Plant Pathology: Extension: Plant Disease Library
Sclerotium
Important diseases: Southern Blight, Southern stem rot of Peanut
Sclerotium infects almost all plants except field crops such as corn, sorghum, wheat and oats.


Fruits touching the ground, vegetables with fleshy roots (carrots, beets, etc.), bulbs and rhizomes are the most susceptible to Sclerotium infection. Infected plants wilt and die. Low growing ornamentals are particularly susceptible such as Ajuga where the whole plant may turn black and die quickly. Woody ornamentals like Aucuba will rot at the crown and then die back or topple over. The first sign of infection is white tufts of mycelium (fungal thread-like material) at the base of plants that may spread over the ground in wet weather.

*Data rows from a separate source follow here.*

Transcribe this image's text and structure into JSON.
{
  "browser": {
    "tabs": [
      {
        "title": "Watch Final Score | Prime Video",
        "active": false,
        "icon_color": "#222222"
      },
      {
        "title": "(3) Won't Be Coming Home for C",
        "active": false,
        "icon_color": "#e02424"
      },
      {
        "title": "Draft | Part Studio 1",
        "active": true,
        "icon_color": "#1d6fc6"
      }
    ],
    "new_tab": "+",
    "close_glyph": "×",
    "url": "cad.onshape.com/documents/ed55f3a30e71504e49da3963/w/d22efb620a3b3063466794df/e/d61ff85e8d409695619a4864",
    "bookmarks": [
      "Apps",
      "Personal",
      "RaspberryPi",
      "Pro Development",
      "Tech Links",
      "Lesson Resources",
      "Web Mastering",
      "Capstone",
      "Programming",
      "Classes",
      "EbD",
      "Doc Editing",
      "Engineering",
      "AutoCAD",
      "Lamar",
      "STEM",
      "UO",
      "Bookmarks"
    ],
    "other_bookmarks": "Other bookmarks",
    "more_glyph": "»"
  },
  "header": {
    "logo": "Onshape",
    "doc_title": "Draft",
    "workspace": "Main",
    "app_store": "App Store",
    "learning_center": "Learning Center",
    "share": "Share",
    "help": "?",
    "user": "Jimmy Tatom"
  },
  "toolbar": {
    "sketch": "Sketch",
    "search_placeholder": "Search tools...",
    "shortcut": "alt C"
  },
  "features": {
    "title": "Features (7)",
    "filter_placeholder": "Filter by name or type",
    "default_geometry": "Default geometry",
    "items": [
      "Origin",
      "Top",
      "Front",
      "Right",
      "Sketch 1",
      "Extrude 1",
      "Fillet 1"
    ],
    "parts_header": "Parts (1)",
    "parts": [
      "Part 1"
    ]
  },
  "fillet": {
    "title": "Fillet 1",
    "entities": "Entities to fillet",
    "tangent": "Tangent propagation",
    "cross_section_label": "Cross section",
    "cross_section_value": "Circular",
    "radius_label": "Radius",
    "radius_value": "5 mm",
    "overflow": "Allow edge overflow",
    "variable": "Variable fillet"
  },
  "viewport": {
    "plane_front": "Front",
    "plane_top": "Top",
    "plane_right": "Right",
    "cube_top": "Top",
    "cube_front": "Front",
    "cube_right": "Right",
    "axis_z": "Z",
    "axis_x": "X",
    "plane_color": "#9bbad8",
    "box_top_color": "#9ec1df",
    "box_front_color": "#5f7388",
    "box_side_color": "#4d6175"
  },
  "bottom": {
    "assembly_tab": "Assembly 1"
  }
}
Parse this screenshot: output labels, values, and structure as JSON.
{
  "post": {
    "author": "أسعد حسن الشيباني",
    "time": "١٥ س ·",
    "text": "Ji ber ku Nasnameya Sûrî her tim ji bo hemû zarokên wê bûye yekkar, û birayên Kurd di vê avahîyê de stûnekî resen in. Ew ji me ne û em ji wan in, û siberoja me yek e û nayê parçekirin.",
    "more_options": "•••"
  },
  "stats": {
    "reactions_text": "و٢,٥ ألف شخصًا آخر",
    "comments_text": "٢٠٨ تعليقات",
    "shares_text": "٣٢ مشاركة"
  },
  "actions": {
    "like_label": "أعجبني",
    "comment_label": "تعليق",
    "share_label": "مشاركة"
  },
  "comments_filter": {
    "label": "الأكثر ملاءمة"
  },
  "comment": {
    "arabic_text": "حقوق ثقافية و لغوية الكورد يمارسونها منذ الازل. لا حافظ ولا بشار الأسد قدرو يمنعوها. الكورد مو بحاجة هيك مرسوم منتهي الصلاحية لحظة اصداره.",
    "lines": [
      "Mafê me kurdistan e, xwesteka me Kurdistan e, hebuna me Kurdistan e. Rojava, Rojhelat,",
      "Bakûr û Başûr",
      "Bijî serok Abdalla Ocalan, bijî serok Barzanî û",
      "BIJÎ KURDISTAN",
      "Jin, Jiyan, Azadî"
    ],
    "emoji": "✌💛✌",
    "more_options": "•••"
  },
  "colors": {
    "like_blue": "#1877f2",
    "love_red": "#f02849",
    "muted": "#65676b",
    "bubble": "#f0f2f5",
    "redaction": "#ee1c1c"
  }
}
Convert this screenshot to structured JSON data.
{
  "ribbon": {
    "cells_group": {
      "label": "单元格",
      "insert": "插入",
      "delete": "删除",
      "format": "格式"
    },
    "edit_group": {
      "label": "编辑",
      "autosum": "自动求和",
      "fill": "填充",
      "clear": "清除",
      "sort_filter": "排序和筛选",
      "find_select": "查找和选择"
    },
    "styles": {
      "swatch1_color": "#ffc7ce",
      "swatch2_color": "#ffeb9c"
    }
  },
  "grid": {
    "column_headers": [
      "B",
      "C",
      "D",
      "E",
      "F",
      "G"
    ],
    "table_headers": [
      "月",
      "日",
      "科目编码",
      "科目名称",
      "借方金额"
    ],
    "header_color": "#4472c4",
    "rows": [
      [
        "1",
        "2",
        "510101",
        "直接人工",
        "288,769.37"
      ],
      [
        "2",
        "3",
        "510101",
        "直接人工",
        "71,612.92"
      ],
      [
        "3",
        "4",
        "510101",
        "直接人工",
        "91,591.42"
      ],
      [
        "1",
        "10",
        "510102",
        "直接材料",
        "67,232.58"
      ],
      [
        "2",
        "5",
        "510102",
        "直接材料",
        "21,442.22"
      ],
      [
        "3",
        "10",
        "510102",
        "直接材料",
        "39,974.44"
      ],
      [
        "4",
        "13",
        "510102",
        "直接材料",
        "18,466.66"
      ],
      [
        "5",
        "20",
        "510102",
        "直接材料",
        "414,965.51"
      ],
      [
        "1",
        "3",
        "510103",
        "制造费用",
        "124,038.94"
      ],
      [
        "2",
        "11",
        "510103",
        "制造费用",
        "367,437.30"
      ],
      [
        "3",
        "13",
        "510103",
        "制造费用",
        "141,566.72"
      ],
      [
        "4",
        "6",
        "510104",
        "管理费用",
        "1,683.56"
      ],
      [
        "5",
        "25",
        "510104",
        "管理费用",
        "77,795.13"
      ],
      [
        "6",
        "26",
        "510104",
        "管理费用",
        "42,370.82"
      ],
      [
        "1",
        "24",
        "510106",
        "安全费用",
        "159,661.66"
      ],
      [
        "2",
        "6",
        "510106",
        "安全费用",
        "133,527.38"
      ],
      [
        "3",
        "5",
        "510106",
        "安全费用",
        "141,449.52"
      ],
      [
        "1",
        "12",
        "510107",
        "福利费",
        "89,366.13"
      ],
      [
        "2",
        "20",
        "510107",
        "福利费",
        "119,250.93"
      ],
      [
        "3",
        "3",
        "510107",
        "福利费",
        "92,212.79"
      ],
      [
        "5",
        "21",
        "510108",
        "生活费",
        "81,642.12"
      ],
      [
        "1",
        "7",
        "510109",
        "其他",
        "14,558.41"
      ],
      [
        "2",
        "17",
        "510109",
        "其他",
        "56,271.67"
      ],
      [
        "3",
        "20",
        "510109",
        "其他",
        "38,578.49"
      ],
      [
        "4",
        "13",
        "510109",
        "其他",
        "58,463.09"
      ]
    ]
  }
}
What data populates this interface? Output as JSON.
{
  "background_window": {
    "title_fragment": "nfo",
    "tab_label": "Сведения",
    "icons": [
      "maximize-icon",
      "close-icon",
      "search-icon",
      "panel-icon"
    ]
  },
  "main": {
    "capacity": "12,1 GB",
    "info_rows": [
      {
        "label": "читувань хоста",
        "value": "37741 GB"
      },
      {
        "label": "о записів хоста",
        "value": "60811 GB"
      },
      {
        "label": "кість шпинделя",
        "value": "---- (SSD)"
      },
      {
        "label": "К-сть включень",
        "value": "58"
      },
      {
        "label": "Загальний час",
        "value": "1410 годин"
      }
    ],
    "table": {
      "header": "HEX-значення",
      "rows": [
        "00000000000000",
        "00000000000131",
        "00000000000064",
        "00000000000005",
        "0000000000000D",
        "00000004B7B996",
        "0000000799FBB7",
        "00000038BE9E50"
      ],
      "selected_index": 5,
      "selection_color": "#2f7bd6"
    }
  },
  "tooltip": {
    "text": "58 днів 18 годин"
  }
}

Sclerotium lacks fruiting structures and spores. It produces profuse white hyphae (thread-like material) on the infected plant tissues that radiates across the tissue in a fan-like pattern. The white hyphae is often diagnostic of the fungus. Microscopic examination of hyphae shows "bridge-like" structures (clamp connections) above the hyphae cross walls.

Another diagnostic feature is the production of numerous small yellow, tan, brown to black, hard sclerotia (survival structures) that resemble mustard seeds and are formed on the surface of infected tissue.